I understand from again, research, that there is one thoroughbred retirement facility that works with Emerald Downs, but that facility is underfunded and is not accepting horses at this time from the track. The Emerald Downs website does have an Industry Links tab, showing several thoroughbred retirement groups; inside and outside of the state. Portland Meadows a Magna owned track, and where the horse last ran on closing day---does not display on their website a policy. It does not provide links to retirement facilities as well. The NTRA has not accredited either Emerald Downs or Portland Meadows to date.

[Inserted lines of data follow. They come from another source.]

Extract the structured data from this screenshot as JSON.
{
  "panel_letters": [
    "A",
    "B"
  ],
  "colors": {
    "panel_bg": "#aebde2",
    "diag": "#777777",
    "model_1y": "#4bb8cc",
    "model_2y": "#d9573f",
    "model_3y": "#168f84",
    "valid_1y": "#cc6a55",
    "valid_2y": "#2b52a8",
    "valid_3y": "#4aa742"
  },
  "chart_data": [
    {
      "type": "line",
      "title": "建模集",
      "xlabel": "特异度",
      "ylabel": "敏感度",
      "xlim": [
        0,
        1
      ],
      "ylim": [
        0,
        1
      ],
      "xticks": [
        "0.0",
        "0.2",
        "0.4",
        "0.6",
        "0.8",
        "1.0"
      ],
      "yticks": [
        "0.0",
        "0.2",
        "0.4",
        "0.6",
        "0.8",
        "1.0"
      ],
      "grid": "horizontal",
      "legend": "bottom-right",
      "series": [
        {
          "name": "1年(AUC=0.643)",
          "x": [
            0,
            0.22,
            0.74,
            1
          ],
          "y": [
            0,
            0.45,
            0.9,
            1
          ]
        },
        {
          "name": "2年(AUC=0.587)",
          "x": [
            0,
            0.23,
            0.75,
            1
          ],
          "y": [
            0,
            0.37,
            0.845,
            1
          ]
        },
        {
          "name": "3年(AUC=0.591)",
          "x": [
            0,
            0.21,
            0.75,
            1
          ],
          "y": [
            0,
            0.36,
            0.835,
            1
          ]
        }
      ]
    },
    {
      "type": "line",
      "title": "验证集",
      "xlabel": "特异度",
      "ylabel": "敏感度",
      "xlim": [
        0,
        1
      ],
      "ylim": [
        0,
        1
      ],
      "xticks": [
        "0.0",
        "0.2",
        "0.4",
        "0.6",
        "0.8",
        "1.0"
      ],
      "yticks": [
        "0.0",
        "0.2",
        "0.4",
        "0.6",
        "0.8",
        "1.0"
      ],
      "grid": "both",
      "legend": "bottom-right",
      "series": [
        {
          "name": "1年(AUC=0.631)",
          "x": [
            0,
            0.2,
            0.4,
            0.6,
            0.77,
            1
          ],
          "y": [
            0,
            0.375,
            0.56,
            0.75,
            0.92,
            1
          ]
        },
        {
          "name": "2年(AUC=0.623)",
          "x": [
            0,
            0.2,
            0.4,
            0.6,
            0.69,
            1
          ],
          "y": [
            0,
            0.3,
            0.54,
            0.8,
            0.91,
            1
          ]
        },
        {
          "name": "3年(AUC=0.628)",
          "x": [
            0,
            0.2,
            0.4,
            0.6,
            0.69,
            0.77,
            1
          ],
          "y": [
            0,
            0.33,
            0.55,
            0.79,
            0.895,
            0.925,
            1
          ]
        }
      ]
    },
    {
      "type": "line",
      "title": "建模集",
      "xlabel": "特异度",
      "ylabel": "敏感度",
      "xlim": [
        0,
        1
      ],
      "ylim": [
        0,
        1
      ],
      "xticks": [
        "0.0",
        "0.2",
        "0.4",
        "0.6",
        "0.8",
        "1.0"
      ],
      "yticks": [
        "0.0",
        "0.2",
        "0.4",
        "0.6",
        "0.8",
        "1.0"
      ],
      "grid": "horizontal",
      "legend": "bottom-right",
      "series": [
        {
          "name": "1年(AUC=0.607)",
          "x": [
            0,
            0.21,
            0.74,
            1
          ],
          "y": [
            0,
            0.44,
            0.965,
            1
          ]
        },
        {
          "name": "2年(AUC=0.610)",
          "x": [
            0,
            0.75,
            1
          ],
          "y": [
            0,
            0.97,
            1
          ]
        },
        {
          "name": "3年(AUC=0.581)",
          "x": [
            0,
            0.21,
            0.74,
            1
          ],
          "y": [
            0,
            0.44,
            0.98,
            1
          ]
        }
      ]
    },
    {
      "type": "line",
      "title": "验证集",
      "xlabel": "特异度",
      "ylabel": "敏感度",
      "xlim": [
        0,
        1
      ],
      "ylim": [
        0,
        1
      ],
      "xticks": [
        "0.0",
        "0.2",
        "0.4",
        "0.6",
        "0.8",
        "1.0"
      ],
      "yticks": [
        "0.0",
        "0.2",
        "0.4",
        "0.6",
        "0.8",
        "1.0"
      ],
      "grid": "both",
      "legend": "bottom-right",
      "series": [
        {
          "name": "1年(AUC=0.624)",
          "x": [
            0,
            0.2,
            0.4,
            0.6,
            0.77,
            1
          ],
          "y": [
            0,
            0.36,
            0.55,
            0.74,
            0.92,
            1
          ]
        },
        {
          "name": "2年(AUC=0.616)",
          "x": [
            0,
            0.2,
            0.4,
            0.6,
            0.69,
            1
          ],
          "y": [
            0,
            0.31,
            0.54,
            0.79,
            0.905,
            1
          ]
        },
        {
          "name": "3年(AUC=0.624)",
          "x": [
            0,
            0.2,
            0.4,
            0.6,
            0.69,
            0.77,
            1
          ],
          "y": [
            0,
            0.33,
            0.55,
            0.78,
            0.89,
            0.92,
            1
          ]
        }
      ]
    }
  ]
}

My point being that there are many things that racetrack management, horsemens groups and the Washington State Racing Commission (in this particular case)can do to protect horses. That's a given. If an owner states they no longer want a horse (and it happens for many, many reasons), the owner and trainer ARE responsible for it's safe transition. But racetracks KNOW that there are people on the back side all to willing to take a horse (for good reasons and bad), and with all the retirement, rescue groups that walk the backside, horses still slip through the cracks or onto the backs of trucks. In my opinion, there should be a 'safe haven' program at every single racetrack, funded by purse monies, totes or a program like CARMA (California Retirement Management Account)in tandem with an approved state specific rescue/retirement for the horses to go to. The rescue/retirement would then be responsible for the well being of the horse and its adoption or transition. Then if you find a horse goes to slaughter, despite the ease of all on the backside to place the horse into safety, you have some real "teeth" to go after the owners/trainers that just don't give a damn.
I agree only with the snarky author, that there is culpability to the race horses by owners, trainers, breeders and race track management. I could list many programs that are working, and that aren't. I could list policies that I know are not being adhered too, and I know much but I don't open my mouth, why? Because I want to be an advocate for the horse. Does that make me culpable too, perhaps.
What I do know is that there is more than one party to point the finger too in the "business" of horse rescue/retirement, however screaming and outting one person without facts and following proper protocol, to me is an injustice to the horse and is irresponsible. So if you aren't in the "business" of rescue, placement, or retirement, of race horses do the rest of us a favor....Be Quiet.